Those who sung the hymn in the book of Isaiah, those people in Philippi who read Paul’s words written while he was in chains, knew all about anxiety and uncertainty. Yet they found within themselves the resources to imagine a different kind of future.

Victor Turner was a Scottish anthropologist who wrote about those difficult times of transitions in life and in society, those places where the old configurations of social reality are crumbling but it is not yet clear what will replace them. He called this a time of liminality.

Turner suggested that what we need in times like this is a safe place to live with ambiguity, to be aware of the tension and all the unresolved things in life, not with the pressure to do something about them but with freedom to test out alternative ways of being.

At its best, a community of followers of Jesus can be such a place. And Advent is the time designed precisely for such a liminal state, such an in-between reality.  

The word “liminal” also gets used with special places where the boundaries between this earth and another life seem particular pourous. “Thin places” they are sometimes called.

You might think of Advent as a liminal time or a thin time. And a gathering of worship has the potential to be a liminal place.

When we gather here on these Sundays of Advent, perhaps you can find a way to live with the ambiguity and anxiety of the present and imagine ways life could be lived closer to God’s vision of what it can be.

“Surely God is my salvation,” it says in Isaiah. “I will trust and not be afraid for the Lord God is my strength and my might.”

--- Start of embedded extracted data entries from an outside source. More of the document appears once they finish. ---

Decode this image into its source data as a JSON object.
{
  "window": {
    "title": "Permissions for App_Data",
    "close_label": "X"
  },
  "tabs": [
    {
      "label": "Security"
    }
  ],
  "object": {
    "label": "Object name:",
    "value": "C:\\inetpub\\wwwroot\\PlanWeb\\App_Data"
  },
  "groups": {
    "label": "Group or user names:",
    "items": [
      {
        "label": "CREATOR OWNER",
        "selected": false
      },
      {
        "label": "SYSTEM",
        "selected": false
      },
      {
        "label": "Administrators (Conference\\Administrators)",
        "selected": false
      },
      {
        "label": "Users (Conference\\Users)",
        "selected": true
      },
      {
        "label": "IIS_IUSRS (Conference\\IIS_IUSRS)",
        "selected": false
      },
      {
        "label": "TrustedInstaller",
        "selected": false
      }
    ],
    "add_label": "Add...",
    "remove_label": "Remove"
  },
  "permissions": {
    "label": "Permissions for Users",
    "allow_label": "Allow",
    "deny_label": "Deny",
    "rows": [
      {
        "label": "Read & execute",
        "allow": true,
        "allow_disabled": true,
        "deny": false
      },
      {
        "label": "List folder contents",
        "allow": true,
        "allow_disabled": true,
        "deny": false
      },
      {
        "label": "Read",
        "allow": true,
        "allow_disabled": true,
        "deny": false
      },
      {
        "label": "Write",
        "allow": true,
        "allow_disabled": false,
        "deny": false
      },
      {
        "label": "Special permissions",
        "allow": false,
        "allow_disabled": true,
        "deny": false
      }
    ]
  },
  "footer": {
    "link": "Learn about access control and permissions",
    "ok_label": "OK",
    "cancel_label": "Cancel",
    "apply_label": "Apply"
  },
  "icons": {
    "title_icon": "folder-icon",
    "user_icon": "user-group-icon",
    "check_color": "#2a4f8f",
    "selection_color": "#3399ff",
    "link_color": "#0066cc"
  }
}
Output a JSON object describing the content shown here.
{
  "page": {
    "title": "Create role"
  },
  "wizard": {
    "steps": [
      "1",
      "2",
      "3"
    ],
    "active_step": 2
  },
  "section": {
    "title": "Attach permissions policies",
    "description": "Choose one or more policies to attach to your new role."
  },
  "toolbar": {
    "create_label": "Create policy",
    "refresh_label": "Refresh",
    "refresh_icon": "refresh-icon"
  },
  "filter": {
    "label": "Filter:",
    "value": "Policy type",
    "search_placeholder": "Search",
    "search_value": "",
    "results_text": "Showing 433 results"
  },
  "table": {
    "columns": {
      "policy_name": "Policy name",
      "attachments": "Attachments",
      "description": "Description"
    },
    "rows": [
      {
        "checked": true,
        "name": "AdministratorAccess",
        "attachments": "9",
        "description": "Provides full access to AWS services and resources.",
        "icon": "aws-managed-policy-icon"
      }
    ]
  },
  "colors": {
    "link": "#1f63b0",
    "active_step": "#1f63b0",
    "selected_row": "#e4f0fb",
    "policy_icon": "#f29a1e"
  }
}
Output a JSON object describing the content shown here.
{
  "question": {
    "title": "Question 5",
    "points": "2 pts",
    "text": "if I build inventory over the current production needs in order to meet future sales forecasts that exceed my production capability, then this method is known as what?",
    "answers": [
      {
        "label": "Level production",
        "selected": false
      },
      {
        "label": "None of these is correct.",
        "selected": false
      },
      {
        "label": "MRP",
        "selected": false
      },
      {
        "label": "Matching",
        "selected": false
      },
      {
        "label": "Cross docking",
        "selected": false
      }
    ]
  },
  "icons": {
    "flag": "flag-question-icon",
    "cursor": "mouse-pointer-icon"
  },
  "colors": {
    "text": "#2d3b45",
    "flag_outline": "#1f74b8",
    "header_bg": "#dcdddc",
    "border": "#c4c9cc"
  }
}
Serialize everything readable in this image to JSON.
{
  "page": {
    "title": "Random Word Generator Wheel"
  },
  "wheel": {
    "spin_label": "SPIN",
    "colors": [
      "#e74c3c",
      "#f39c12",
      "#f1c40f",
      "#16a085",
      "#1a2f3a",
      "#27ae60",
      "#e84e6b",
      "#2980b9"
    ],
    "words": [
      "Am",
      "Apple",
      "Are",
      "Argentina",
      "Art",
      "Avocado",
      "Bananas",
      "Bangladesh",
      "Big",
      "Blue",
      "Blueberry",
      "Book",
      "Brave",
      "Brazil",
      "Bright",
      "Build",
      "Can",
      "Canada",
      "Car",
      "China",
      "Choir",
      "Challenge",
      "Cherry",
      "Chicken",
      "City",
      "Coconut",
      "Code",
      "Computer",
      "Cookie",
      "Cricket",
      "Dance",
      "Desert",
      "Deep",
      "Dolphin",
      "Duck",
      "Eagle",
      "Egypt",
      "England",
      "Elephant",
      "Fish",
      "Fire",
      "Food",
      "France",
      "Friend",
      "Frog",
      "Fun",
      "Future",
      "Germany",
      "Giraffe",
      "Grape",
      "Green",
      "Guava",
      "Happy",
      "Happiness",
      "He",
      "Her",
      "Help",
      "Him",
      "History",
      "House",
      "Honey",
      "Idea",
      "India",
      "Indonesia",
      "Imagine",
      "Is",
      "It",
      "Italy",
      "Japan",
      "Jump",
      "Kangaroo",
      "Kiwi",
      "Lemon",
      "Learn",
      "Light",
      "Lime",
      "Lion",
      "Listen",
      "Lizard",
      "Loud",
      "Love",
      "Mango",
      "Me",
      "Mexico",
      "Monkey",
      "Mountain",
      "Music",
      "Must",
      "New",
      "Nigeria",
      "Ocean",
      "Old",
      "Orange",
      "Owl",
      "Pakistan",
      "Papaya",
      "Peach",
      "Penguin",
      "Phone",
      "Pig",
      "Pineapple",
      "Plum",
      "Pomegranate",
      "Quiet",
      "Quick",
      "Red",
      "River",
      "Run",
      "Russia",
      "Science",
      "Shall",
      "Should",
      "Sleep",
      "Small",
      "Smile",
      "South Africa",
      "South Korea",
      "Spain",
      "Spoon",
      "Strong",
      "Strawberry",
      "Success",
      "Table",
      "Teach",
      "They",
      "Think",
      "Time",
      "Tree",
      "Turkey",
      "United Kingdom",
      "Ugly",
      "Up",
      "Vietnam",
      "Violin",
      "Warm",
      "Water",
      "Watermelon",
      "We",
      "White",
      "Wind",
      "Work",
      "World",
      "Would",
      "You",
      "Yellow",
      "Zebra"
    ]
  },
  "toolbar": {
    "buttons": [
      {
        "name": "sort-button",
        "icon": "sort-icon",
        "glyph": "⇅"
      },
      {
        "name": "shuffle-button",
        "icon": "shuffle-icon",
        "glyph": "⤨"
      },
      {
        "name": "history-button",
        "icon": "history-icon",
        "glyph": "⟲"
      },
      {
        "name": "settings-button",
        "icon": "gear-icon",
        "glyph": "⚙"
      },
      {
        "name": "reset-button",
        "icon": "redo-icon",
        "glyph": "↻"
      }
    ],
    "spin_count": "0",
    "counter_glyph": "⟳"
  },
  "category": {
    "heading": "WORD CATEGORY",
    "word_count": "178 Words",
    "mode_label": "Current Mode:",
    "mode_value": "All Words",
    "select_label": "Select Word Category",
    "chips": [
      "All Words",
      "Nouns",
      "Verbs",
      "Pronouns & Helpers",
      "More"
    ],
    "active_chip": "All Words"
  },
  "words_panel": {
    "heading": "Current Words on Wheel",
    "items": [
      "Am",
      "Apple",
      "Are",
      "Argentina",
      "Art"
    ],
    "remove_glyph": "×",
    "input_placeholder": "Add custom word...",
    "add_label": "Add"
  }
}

Paul writes: “The peace of God, which surpasses all understanding, will guard your hearts and minds in Christ Jesus.”

And so we gather here this Sunday when the theme for the day is joy. It’s not a joy that comes because everything in our lives or in our world is just fine and dandy. It’s a joy that comes with confidence that God’s love is with us.  

The story of Christmas, after all, is that God’s love appeared in the form of Jesus.

The miracle of Christmas is how that sense of God’s love among us has inspired people across the century to treat others in ways that acknowledge we are all made in God’s image, that we are all surrounded by God’s love
and that we act as God’s agents when we treat one another with care and compassion.

That’s why we can rejoice this day. Not because everything is perfect, but because love had broken through the imperfections of life and offers us the hope of a way of living that fulfills God’s dreams for humanity.

As our service ends today, the choir will come in and sing the first section of the Gloria by Vivaldi. “Glory to God in the highest,” are the words in English.

Just like the hymn in Isaiah reflects the great hopes of the Israelites in exile, just as Paul’s letter contains the great hopes of one in chains, the Gloria contains within it the exuberant joy of a people who find their hope in a God who chose to enter our lives.

That’s a reason for joy.

So rejoice, again I say, rejoice. The Lord is near.